Mathilde Strauß (1862-1942): Ihr Vater war Jüdischer Gemeindevorsteher, die Familie wohnte im späteren Gemeindehaus in der Lutherischen Kirchgasse. Sie heiratete nach Mannheim, ihr Mann starb früh. Ihre Tochter Hedwig, die Psychologie studiert hatte, heiratete den Gründer der Mannheimer Abendakademie, Paul Eppstein. Beide gingen nach Berlin und organisierten die Auswanderung von jüdischen Jugendlichen. Sie setzten alle Hebel in Bewegung, um Mathilde Strauß aus dem Lager Gurs herauszuholen; dorthin war sie mit ihrer Tochter Friedel deportiert worden. Aber aus Gurs schrieb diese: "Nach Amerika will ich nicht." Beide kamen, wie Klara Oppenheimer, am 7. August 1942 nach Drancy, von dort am 12. August 1942 nach Auschwitz. Sechs Tage später wurden sie ermordet. Auch Hedwig und Paul Eppstein erlitten im Herbst 1942 dasselbe Schicksal in diesem Vernichtungslager.

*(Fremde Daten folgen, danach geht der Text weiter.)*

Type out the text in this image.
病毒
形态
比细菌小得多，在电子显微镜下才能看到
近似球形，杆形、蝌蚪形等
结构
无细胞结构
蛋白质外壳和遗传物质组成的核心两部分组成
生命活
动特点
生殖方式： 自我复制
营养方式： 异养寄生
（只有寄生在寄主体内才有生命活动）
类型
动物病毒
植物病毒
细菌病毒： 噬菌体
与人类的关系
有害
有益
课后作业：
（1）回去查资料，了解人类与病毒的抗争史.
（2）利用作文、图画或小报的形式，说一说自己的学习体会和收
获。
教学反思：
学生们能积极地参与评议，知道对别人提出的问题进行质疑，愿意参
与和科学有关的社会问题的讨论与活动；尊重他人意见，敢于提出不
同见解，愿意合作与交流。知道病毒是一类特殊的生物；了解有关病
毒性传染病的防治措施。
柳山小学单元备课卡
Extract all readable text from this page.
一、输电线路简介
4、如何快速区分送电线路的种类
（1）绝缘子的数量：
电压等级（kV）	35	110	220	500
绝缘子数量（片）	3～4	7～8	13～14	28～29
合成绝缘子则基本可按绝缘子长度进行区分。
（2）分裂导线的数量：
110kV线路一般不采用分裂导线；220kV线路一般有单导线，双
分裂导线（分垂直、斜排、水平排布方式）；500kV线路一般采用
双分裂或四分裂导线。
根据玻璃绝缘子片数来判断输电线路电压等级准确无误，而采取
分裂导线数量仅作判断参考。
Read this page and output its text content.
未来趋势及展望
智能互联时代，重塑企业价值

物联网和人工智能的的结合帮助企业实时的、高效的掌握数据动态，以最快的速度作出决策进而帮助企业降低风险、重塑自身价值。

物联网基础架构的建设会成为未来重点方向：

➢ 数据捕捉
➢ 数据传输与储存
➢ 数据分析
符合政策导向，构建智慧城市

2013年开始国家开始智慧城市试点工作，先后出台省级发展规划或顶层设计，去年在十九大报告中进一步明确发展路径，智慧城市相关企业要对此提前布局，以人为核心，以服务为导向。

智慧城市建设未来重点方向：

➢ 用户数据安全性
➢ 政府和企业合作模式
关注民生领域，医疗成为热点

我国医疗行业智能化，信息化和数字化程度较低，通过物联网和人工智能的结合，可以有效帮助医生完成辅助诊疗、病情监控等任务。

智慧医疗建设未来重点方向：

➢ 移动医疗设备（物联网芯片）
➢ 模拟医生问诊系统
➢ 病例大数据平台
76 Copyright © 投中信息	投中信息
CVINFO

Max Weinberger (1868-1952): Ursprünglich aus Schriesheim stammend, hatte er in Mannheim ein florierendes Geschäft für Mühlenprodukte. 1938 musste er seine Villa in der Oststadt an den Zigarrenfabrikanten Richard Greiling verkaufen, der sie vier Jahre später für den doppelten Preis an die Firma BBC weiterveräußerte. Später entstand dort der Sitz des Gerling-Konzerns. Während seiner Lagerhaft erblindete er, überlebte aber mehrere Lager. 1945 reiste er zu seinem Sohn nach England aus.

Mina Fuld (1872-1959) und Julius Fuld (1871-1943): Das Ehepaar gehörte zu den letzten Juden, die noch 1938 während der Pogromnacht in Schriesheim lebten (RNZ vom 22. Oktober). 1939 zogen sie nach Feudenheim, auch sie kamen nach Gurs. Gerade noch rechtzeitig gelang es ihnen 1941, nach Amerika, zur Familie ihrer Tochter, zu fliehen. Max Weinberger und das Ehepaar Fuld sind die drei Schriesheimer Juden, die als Gurs-Deportierte überlebten.

Hintergrund: Wie der Verschleppten heute gedacht wird

Der zentrale Gedenkort für die Schriesheimer Juden, die nach Gurs deportiert wurden, ist das 2004 errichtete Mahnmal auf dem Jüdischen Friedhof. Das trägt nur drei Davidsterne, denn damals waren nur drei (und nicht, wie heute neun) Verschleppte bekannt. Die Initiative ging damals von den Kirchengemeinden aus; Schüler des Kurpfalzgymnasiums waren für den Entwurf verantwortlich.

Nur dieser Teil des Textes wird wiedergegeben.